I was just looking at some baseball statistics, starting from Alfonso Soriano, prompted by my receiving mail from another of the same surname. I remember I was a keen baseball fan in grade school, and would watch almost every single game. I didn’t like studying at all, and I was even the kid who didn’t do his homework. In third grade, there was this animal project, where we had to write some report on some Australian animal, and I was the only kid who didn’t complete it by the deadline (in fact, I barely did anything). I got a low grade on it at the end for finishing like two weeks after, and I was super embarrassed about that. Surely, my parents weren’t very happy with me. Amazing how even to this day I still know the names of many of the best players from back in that day. Ichiro, Barry Bonds (steroids), Mark McGuire, Derek Jeter, Alex Rodriguez, David Ortiz, etc.
I think my having been rather problematic in grade school was a major cause of my low self-esteem as a kid, which persisted for quite a while. Another that I remember vividly was how in junior high, there was this kid who was in all honors classes and also high up in band who had a rather domineering personality. In 8th grade honors English/history, which I almost certainly ended up with a B in, that kid was considered one of the best students in that class. I was in two years accelerated math in 8th grade, and I remember that kid would almost always get better test scores and grades than I did, except it was bullshit core math with graphing calculators and “showing your work.” That teacher gave me a really hard time (because I was pretty fucking ADHD), and I got in trouble multiple times. Once in history class, that aforementioned kid, when sitting next to me, went presumptuously: “I’m probably the smartest person in this school.” Surely, that didn’t make me feel good at all.
What surprised me was that that kid began struggling in math in high school.
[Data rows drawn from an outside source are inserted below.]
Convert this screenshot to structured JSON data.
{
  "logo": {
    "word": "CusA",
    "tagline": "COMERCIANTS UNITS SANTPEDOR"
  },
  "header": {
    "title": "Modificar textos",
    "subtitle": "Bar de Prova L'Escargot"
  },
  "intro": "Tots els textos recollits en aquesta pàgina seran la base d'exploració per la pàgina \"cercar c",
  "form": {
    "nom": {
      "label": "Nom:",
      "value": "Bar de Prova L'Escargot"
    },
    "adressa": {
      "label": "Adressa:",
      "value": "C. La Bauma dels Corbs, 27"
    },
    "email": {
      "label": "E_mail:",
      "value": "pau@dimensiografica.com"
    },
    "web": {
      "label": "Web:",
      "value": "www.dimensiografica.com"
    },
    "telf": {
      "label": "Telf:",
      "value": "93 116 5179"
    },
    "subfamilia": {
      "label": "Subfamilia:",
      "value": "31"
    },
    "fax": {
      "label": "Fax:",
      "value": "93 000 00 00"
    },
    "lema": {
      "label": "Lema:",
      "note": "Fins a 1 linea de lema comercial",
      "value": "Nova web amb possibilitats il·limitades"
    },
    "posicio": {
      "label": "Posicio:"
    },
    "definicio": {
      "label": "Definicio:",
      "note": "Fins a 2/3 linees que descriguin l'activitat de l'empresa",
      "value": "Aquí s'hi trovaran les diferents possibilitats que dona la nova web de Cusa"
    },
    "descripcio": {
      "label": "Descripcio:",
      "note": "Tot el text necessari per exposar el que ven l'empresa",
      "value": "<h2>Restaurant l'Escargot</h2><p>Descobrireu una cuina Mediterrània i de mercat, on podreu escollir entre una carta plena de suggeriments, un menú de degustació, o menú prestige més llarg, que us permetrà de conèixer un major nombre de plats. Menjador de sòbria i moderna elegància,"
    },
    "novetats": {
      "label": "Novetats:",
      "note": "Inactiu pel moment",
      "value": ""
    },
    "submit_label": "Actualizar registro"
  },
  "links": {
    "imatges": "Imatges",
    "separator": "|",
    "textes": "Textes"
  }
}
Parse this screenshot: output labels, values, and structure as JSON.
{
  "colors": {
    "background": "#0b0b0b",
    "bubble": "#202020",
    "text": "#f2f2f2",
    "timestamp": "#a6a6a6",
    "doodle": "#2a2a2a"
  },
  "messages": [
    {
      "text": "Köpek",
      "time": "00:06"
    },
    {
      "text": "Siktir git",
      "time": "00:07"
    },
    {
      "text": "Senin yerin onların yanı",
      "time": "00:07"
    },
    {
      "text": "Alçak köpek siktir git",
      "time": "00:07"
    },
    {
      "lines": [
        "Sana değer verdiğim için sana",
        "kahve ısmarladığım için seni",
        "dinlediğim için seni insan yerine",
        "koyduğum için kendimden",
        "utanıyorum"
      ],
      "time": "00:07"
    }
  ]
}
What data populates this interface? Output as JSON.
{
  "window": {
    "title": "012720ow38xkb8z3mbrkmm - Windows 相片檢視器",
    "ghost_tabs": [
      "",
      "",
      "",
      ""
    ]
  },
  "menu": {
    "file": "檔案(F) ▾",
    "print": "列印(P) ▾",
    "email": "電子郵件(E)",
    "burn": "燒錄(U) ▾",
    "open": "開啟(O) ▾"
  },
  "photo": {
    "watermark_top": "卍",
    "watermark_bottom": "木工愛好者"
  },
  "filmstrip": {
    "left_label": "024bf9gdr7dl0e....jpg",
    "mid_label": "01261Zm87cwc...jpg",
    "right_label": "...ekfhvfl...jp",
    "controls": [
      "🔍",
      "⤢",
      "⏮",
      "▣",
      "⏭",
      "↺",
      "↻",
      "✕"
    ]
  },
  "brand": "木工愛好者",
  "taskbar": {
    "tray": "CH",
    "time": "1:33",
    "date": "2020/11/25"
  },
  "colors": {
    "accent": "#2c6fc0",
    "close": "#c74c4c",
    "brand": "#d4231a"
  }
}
Right after the AP calculus AB test (which I didn’t even take, since I had learned the BC material on my own essentially), he was like: “it felt like death!” In senior year, when we were doing convergence and divergence of series, where we had to determine and justify, that guy was complaining: “this is like hit or miss!” By then, I had realized that there were more or less systematic ways of proceeding about that. I could sense that he was super bitter about his struggle, as he had always expressed a strong desire to pursue a career in engineering (as if that actually uses much math), though he tried to pretend like he didn’t care or that math is pointless. Predictably, now he is a product manager.
In contrast, now I am basically doing PhD level math, and not even finding it that difficult, and I would not be surprised if I manage to do some legit math research. I’ve sure changed a ton, and I never would’ve expected that, especially based on what I had been like in grade school.
Sorry if I sound like an arrogant, narcissistic douchebag. I was just nostalgic, after all.